Japan appears to be in vogue with Canadians.
Hideaki Nakazawa, executive director of the Japan National Tourism Organization’s Canadian office, told a Toronto gathering Wednesday that his homeland saw some 231,000 Canadian visitors last year, a hefty 26.5% increase over 2014.
This past January in turn saw an increase of over 25% from January 2015.
“It’s an amazing record and I am truly grateful to all the Canadian travel agents,” Nakazawa said of the 2015 results.
Among reasons he cited for the increases are growing air links between this country and Japan, with All Nippon Airlines last year beginning Vancouver-Tokyo service, its first Canadian route.
But Nakazawa added there’s growing interest among Canadians in Japanese culture, noting the soaring number of Japanese restaurants in Toronto, where he’s based.
Authorities also note they’ve been promoting Japanese tourism attributes through their Visit Japan campaign.
Nakazawa conceded that Japan is often seen as an expensive destination, an image he says isn’t necessarily deserved, adding that he spent $100 this year for a hotel room in central Tokyo and had lunch in that city for under $12. The subway system in the Japanese capital charges $2.13 for the first 6 kms, making it an inexpensive way of exploring Tokyo, he continued.
The JNTO is inviting agents to become one of its Japan Travel Specialists, which can be found through the http://www.IloveJapan.ca site.

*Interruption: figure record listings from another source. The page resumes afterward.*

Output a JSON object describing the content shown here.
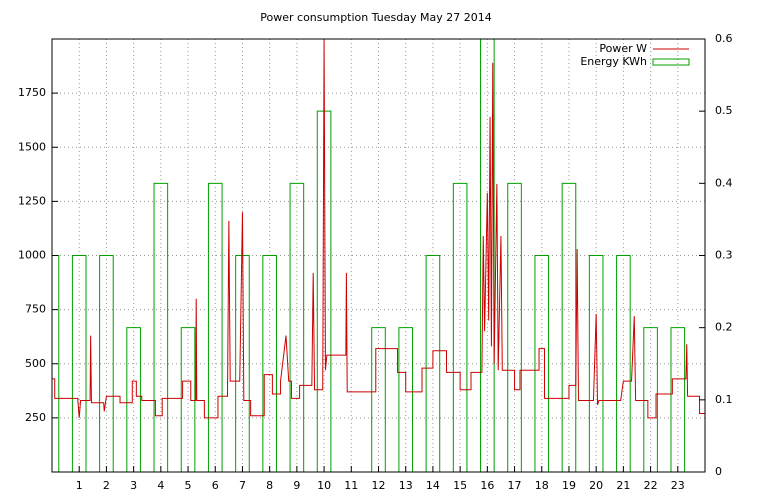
{
  "chart_data": {
    "type": "line",
    "title": "Power consumption Tuesday May 27 2014",
    "xlim": [
      0,
      24
    ],
    "xticks": [
      1,
      2,
      3,
      4,
      5,
      6,
      7,
      8,
      9,
      10,
      11,
      12,
      13,
      14,
      15,
      16,
      17,
      18,
      19,
      20,
      21,
      22,
      23
    ],
    "ylim": [
      0,
      2000
    ],
    "yticks": [
      250,
      500,
      750,
      1000,
      1250,
      1500,
      1750
    ],
    "y2lim": [
      0,
      0.6
    ],
    "y2ticks": [
      0,
      0.1,
      0.2,
      0.3,
      0.4,
      0.5,
      0.6
    ],
    "grid": true,
    "legend": "top-right",
    "series": [
      {
        "name": "Power W",
        "color": "#cc0000",
        "x": [
          0,
          0.1,
          0.1,
          0.95,
          0.95,
          1.0,
          1.05,
          1.4,
          1.42,
          1.45,
          1.9,
          1.92,
          2.0,
          2.5,
          2.5,
          2.95,
          2.95,
          3.1,
          3.1,
          3.3,
          3.3,
          3.8,
          3.8,
          4.05,
          4.05,
          4.8,
          4.8,
          5.1,
          5.1,
          5.28,
          5.3,
          5.32,
          5.6,
          5.6,
          6.1,
          6.1,
          6.45,
          6.5,
          6.55,
          6.9,
          7.0,
          7.05,
          7.3,
          7.3,
          7.8,
          7.8,
          8.1,
          8.1,
          8.4,
          8.4,
          8.6,
          8.7,
          8.8,
          8.8,
          9.1,
          9.1,
          9.55,
          9.6,
          9.65,
          9.95,
          10.0,
          10.05,
          10.1,
          10.8,
          10.82,
          10.85,
          11.9,
          11.9,
          12.7,
          12.7,
          13.0,
          13.0,
          13.6,
          13.6,
          14.0,
          14.0,
          14.5,
          14.5,
          15.0,
          15.0,
          15.4,
          15.4,
          15.8,
          15.85,
          15.9,
          16.0,
          16.05,
          16.1,
          16.15,
          16.2,
          16.25,
          16.35,
          16.4,
          16.5,
          16.55,
          17.0,
          17.0,
          17.2,
          17.2,
          17.9,
          17.9,
          18.1,
          18.1,
          19.0,
          19.0,
          19.25,
          19.3,
          19.35,
          19.9,
          20.0,
          20.05,
          20.1,
          20.9,
          21.0,
          21.3,
          21.4,
          21.45,
          21.9,
          21.9,
          22.2,
          22.2,
          22.8,
          22.8,
          23.3,
          23.33,
          23.36,
          23.8,
          23.8,
          24
        ],
        "values": [
          430,
          430,
          340,
          340,
          330,
          250,
          330,
          330,
          630,
          320,
          320,
          280,
          350,
          350,
          320,
          320,
          420,
          420,
          350,
          350,
          330,
          330,
          260,
          260,
          340,
          340,
          420,
          420,
          330,
          330,
          800,
          330,
          330,
          250,
          250,
          350,
          350,
          1160,
          420,
          420,
          1200,
          330,
          330,
          260,
          260,
          450,
          450,
          360,
          360,
          420,
          630,
          420,
          420,
          340,
          340,
          400,
          400,
          920,
          380,
          380,
          2000,
          470,
          540,
          540,
          920,
          370,
          370,
          570,
          570,
          460,
          460,
          370,
          370,
          480,
          480,
          560,
          560,
          460,
          460,
          380,
          380,
          460,
          460,
          1090,
          650,
          1290,
          700,
          1640,
          580,
          1890,
          500,
          1330,
          470,
          1090,
          470,
          470,
          380,
          380,
          470,
          470,
          570,
          570,
          340,
          340,
          400,
          400,
          1030,
          330,
          330,
          730,
          310,
          330,
          330,
          420,
          420,
          720,
          330,
          330,
          250,
          250,
          360,
          360,
          430,
          430,
          590,
          350,
          350,
          270,
          270
        ]
      },
      {
        "name": "Energy KWh",
        "color": "#00a000",
        "axis": "y2",
        "x": [
          0,
          1,
          2,
          3,
          4,
          5,
          6,
          7,
          8,
          9,
          10,
          11,
          12,
          13,
          14,
          15,
          16,
          17,
          18,
          19,
          20,
          21,
          22,
          23
        ],
        "values": [
          0.3,
          0.3,
          0.3,
          0.2,
          0.4,
          0.2,
          0.4,
          0.3,
          0.3,
          0.4,
          0.5,
          0,
          0.2,
          0.2,
          0.3,
          0.4,
          0.6,
          0.4,
          0.3,
          0.4,
          0.3,
          0.3,
          0.2,
          0.2
        ]
      }
    ]
  }
}
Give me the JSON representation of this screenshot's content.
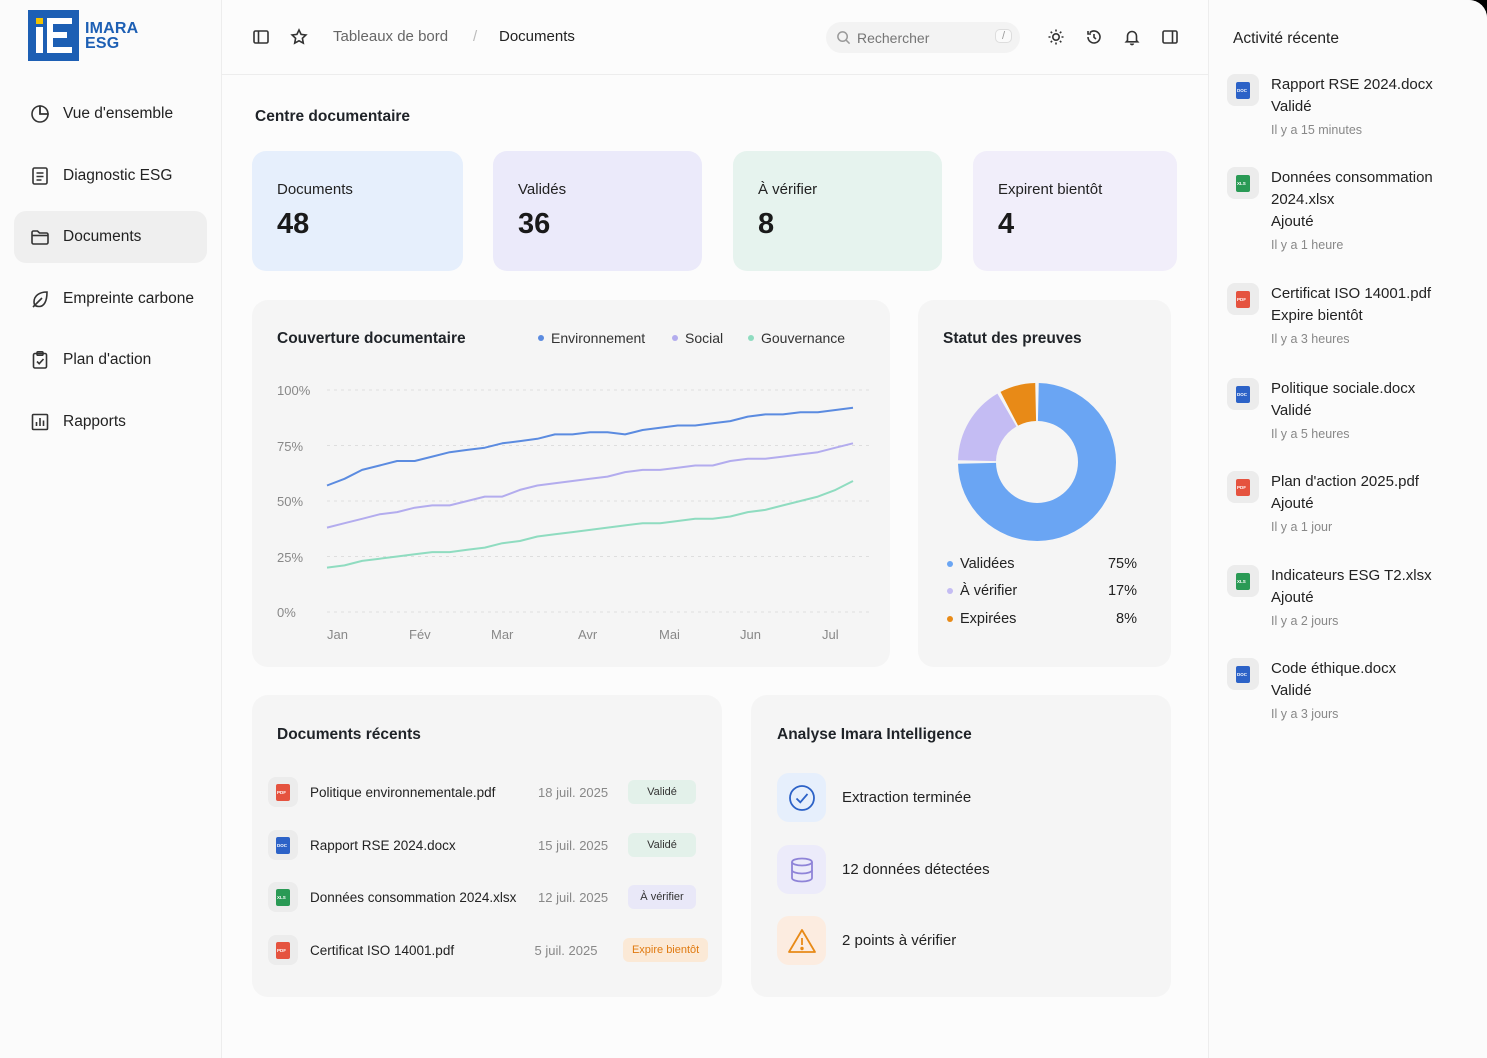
{
  "brand": {
    "line1": "IMARA",
    "line2": "ESG"
  },
  "nav": [
    {
      "label": "Vue d'ensemble",
      "icon": "pie-chart-icon"
    },
    {
      "label": "Diagnostic ESG",
      "icon": "clipboard-list-icon"
    },
    {
      "label": "Documents",
      "icon": "folder-icon",
      "active": true
    },
    {
      "label": "Empreinte carbone",
      "icon": "leaf-icon"
    },
    {
      "label": "Plan d'action",
      "icon": "clipboard-check-icon"
    },
    {
      "label": "Rapports",
      "icon": "bar-chart-icon"
    }
  ],
  "topbar": {
    "breadcrumb": [
      "Tableaux de bord",
      "/",
      "Documents"
    ],
    "search_placeholder": "Rechercher",
    "search_shortcut": "/"
  },
  "main": {
    "title": "Centre documentaire",
    "stats": [
      {
        "label": "Documents",
        "value": "48",
        "color": "#e6effc"
      },
      {
        "label": "Validés",
        "value": "36",
        "color": "#ebeafa"
      },
      {
        "label": "À vérifier",
        "value": "8",
        "color": "#e6f3ee"
      },
      {
        "label": "Expirent bientôt",
        "value": "4",
        "color": "#f1eefa"
      }
    ]
  },
  "coverage": {
    "title": "Couverture documentaire",
    "legend": [
      "Environnement",
      "Social",
      "Gouvernance"
    ]
  },
  "chart_data": [
    {
      "type": "line",
      "title": "Couverture documentaire",
      "xlabel": "",
      "ylabel": "",
      "x_ticks": [
        "Jan",
        "Fév",
        "Mar",
        "Avr",
        "Mai",
        "Jun",
        "Jul"
      ],
      "y_ticks": [
        "100%",
        "75%",
        "50%",
        "25%",
        "0%"
      ],
      "ylim": [
        0,
        100
      ],
      "grid": true,
      "legend_position": "top-right",
      "series": [
        {
          "name": "Environnement",
          "color": "#5b8be0",
          "values": [
            57,
            60,
            64,
            66,
            68,
            68,
            70,
            72,
            73,
            74,
            76,
            77,
            78,
            80,
            80,
            81,
            81,
            80,
            82,
            83,
            84,
            84,
            85,
            86,
            88,
            89,
            89,
            90,
            90,
            91,
            92
          ]
        },
        {
          "name": "Social",
          "color": "#b3acee",
          "values": [
            38,
            40,
            42,
            44,
            45,
            47,
            48,
            48,
            50,
            52,
            52,
            55,
            57,
            58,
            59,
            60,
            61,
            63,
            64,
            64,
            65,
            66,
            66,
            68,
            69,
            69,
            70,
            71,
            72,
            74,
            76
          ]
        },
        {
          "name": "Gouvernance",
          "color": "#8fdcc0",
          "values": [
            20,
            21,
            23,
            24,
            25,
            26,
            27,
            27,
            28,
            29,
            31,
            32,
            34,
            35,
            36,
            37,
            38,
            39,
            40,
            40,
            41,
            42,
            42,
            43,
            45,
            46,
            48,
            50,
            52,
            55,
            59
          ]
        }
      ]
    },
    {
      "type": "pie",
      "title": "Statut des preuves",
      "categories": [
        "Validées",
        "À vérifier",
        "Expirées"
      ],
      "values": [
        75,
        17,
        8
      ],
      "colors": [
        "#6aa5f3",
        "#c4bcf3",
        "#e88a17"
      ]
    }
  ],
  "proofs": {
    "title": "Statut des preuves",
    "legend": [
      {
        "label": "Validées",
        "pct": "75%",
        "color": "#6aa5f3"
      },
      {
        "label": "À vérifier",
        "pct": "17%",
        "color": "#c4bcf3"
      },
      {
        "label": "Expirées",
        "pct": "8%",
        "color": "#e88a17"
      }
    ]
  },
  "recent_docs": {
    "title": "Documents récents",
    "rows": [
      {
        "name": "Politique environnementale.pdf",
        "date": "18 juil. 2025",
        "status": "Validé",
        "type": "PDF"
      },
      {
        "name": "Rapport RSE 2024.docx",
        "date": "15 juil. 2025",
        "status": "Validé",
        "type": "DOC"
      },
      {
        "name": "Données consommation 2024.xlsx",
        "date": "12 juil. 2025",
        "status": "À vérifier",
        "type": "XLS"
      },
      {
        "name": "Certificat ISO 14001.pdf",
        "date": "5 juil. 2025",
        "status": "Expire bientôt",
        "type": "PDF"
      }
    ]
  },
  "ai": {
    "title": "Analyse Imara Intelligence",
    "items": [
      {
        "text": "Extraction terminée",
        "icon": "check-circle-icon"
      },
      {
        "text": "12 données détectées",
        "icon": "database-icon"
      },
      {
        "text": "2 points à vérifier",
        "icon": "warning-icon"
      }
    ]
  },
  "activity": {
    "title": "Activité récente",
    "items": [
      {
        "name": "Rapport RSE 2024.docx",
        "status": "Validé",
        "time": "Il y a 15 minutes",
        "type": "DOC"
      },
      {
        "name": "Données consommation 2024.xlsx",
        "status": "Ajouté",
        "time": "Il y a 1 heure",
        "type": "XLS"
      },
      {
        "name": "Certificat ISO 14001.pdf",
        "status": "Expire bientôt",
        "time": "Il y a 3 heures",
        "type": "PDF"
      },
      {
        "name": "Politique sociale.docx",
        "status": "Validé",
        "time": "Il y a 5 heures",
        "type": "DOC"
      },
      {
        "name": "Plan d'action 2025.pdf",
        "status": "Ajouté",
        "time": "Il y a 1 jour",
        "type": "PDF"
      },
      {
        "name": "Indicateurs ESG T2.xlsx",
        "status": "Ajouté",
        "time": "Il y a 2 jours",
        "type": "XLS"
      },
      {
        "name": "Code éthique.docx",
        "status": "Validé",
        "time": "Il y a 3 jours",
        "type": "DOC"
      }
    ]
  }
}
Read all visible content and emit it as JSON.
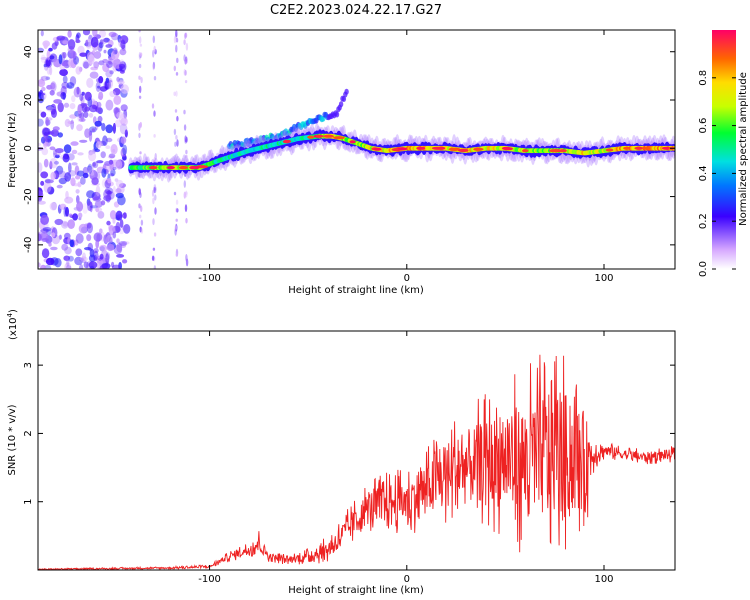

Meanwhile, Serena Lee of Japan Airlines told the gathering that her carrier was won numerous accolades for the likes of on-time performance and seating and those travelling with it will experience a Japanese ambiance “the moment you’re on board.”
Rocky Lo of Air Canada in turn noted his airline will have 2,700 seats between this country and Japan every day during the peak summer season.
Seen here are Lo, Athena Ho of the JNTO, event speaker Adam Waxman, Nakazawa and Lee.